His congressional district includes more than 10,000 farms, producing a variety of crops from potatoes to wine grapes.

The Chinese threat to American food security, so far, would seem minimal. As of December 2019, according to U.S. Department of Agriculture (USDA) data, Chinese agricultural real estate holdings in America totaled about 78,000 hectares – or 780 square kilometers. That is about 0.02 percent of America’s roughly 3.6 million square kilometers of total farmland.

Larger Holdings
By comparison, Canadian and European investors each own millions of hectares of U.S. farmland, according to Fred Gale, a senior economist with the International Trade and Development Branch of USDA’s Economic Research Service.

Canadian investors alone hold 363 million hectares of American farmland – more than 4,000 times as much as the Chinese – according to USDA figures.

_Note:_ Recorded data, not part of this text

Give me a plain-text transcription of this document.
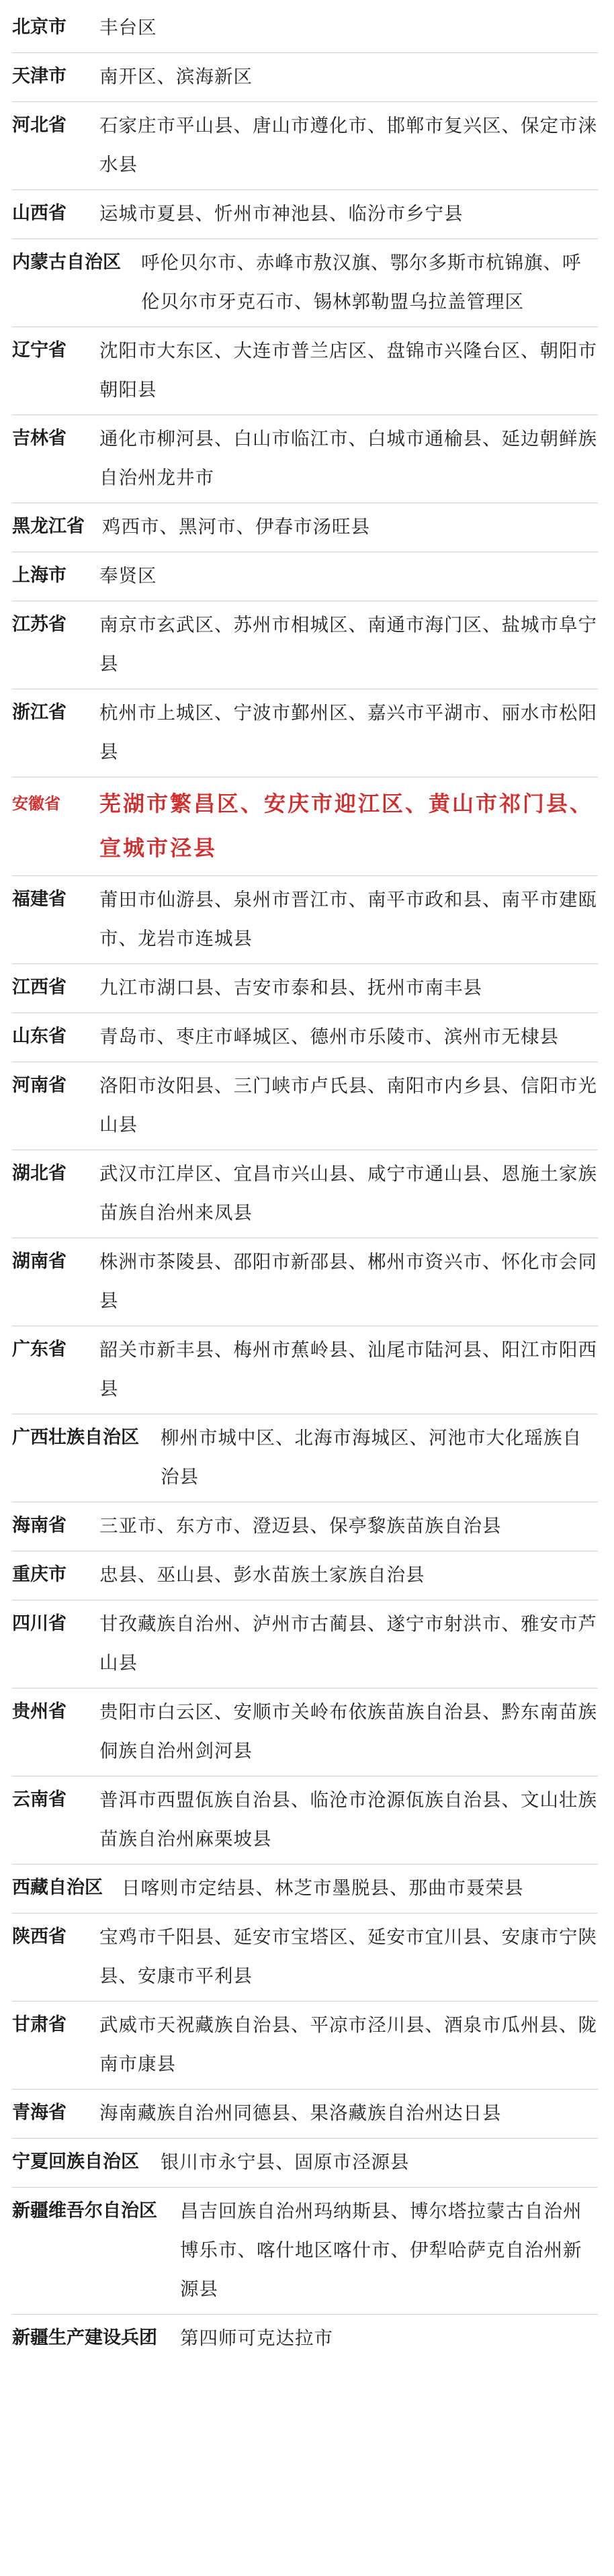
北京市	丰台区
天津市	南开区、滨海新区
河北省	石家庄市平山县、唐山市遵化市、邯郸市复兴区、保定市涞水县
山西省	运城市夏县、忻州市神池县、临汾市乡宁县
内蒙古自治区	呼伦贝尔市、赤峰市敖汉旗、鄂尔多斯市杭锦旗、呼伦贝尔市牙克石市、锡林郭勒盟乌拉盖管理区
辽宁省	沈阳市大东区、大连市普兰店区、盘锦市兴隆台区、朝阳市朝阳县
吉林省	通化市柳河县、白山市临江市、白城市通榆县、延边朝鲜族自治州龙井市
黑龙江省 鸡西市、黑河市、伊春市汤旺县
上海市	奉贤区
江苏省	南京市玄武区、苏州市相城区、南通市海门区、盐城市阜宁县
浙江省	杭州市上城区、宁波市鄞州区、嘉兴市平湖市、丽水市松阳县
安徽省	芜湖市繁昌区、安庆市迎江区、黄山市祁门县、宣城市泾县
福建省	莆田市仙游县、泉州市晋江市、南平市政和县、南平市建瓯市、龙岩市连城县
江西省	九江市湖口县、吉安市泰和县、抚州市南丰县
山东省	青岛市、枣庄市峄城区、德州市乐陵市、滨州市无棣县
河南省	洛阳市汝阳县、三门峡市卢氏县、南阳市内乡县、信阳市光山县
湖北省	武汉市江岸区、宜昌市兴山县、咸宁市通山县、恩施土家族苗族自治州来凤县
湖南省	株洲市茶陵县、邵阳市新邵县、郴州市资兴市、怀化市会同县
广东省	韶关市新丰县、梅州市蕉岭县、汕尾市陆河县、阳江市阳西县
广西壮族自治区	柳州市城中区、北海市海城区、河池市大化瑶族自治县
海南省	三亚市、东方市、澄迈县、保亭黎族苗族自治县
重庆市	忠县、巫山县、彭水苗族土家族自治县
四川省	甘孜藏族自治州、泸州市古蔺县、遂宁市射洪市、雅安市芦山县
贵州省	贵阳市白云区、安顺市关岭布依族苗族自治县、黔东南苗族侗族自治州剑河县
云南省	普洱市西盟佤族自治县、临沧市沧源佤族自治县、文山壮族苗族自治州麻栗坡县
西藏自治区	日喀则市定结县、林芝市墨脱县、那曲市聂荣县
陕西省	宝鸡市千阳县、延安市宝塔区、延安市宜川县、安康市宁陕县、安康市平利县
甘肃省	武威市天祝藏族自治县、平凉市泾川县、酒泉市瓜州县、陇南市康县
青海省	海南藏族自治州同德县、果洛藏族自治州达日县
宁夏回族自治区	银川市永宁县、固原市泾源县
新疆维吾尔自治区	昌吉回族自治州玛纳斯县、博尔塔拉蒙古自治州博乐市、喀什地区喀什市、伊犁哈萨克自治州新源县
新疆生产建设兵团	第四师可克达拉市
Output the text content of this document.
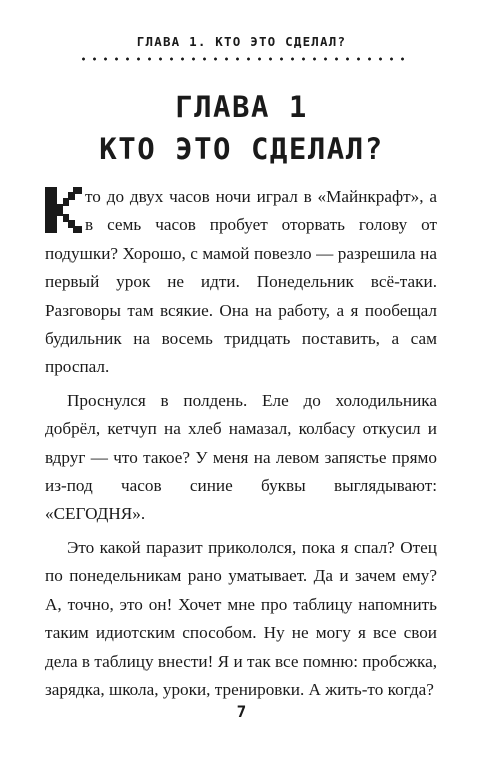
ГЛАВА 1. КТО ЭТО СДЕЛАЛ?
ГЛАВА 1
КТО ЭТО СДЕЛАЛ?

то до двух часов ночи играл в «Майнкрафт», а в семь часов пробует оторвать голову от подушки? Хорошо, с мамой повезло — разрешила на первый урок не идти. Понедельник всё-таки. Разговоры там всякие. Она на работу, а я пообещал будильник на восемь тридцать поставить, а сам проспал.

Проснулся в полдень. Еле до холодильника добрёл, кетчуп на хлеб намазал, колбасу откусил и вдруг — что такое? У меня на левом запястье прямо из-под часов синие буквы выглядывают: «СЕГОДНЯ».

Это какой паразит прикололся, пока я спал? Отец по понедельникам рано уматывает. Да и зачем ему? А, точно, это он! Хочет мне про таблицу напомнить таким идиотским способом. Ну не могу я все свои дела в таблицу внести! Я и так все помню: пробсжка, зарядка, школа, уроки, тренировки. А жить-то когда?

7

While comparatively small, Chinese land acquisitions in the United States are part of a global initiative that has included the purchase of U.S.-based Smithfield Foods, which Shuanghui International bought in 2013 for $4.72 billion.

“According to Chinese investment statistics, overseas ventures in agriculture, forestry, and fisheries soared from $300 million in 2009 to $3.3 billion in 2016,” said a 2018 USDA report, which found the focus of investments was shifting from farming and raw materials to agribusiness acquisitions. 

The study noted that the Chinese Communist Party has identified investment in foreign agriculture as a component of the Belt and Road Initiative, its massive global infrastructure development plan.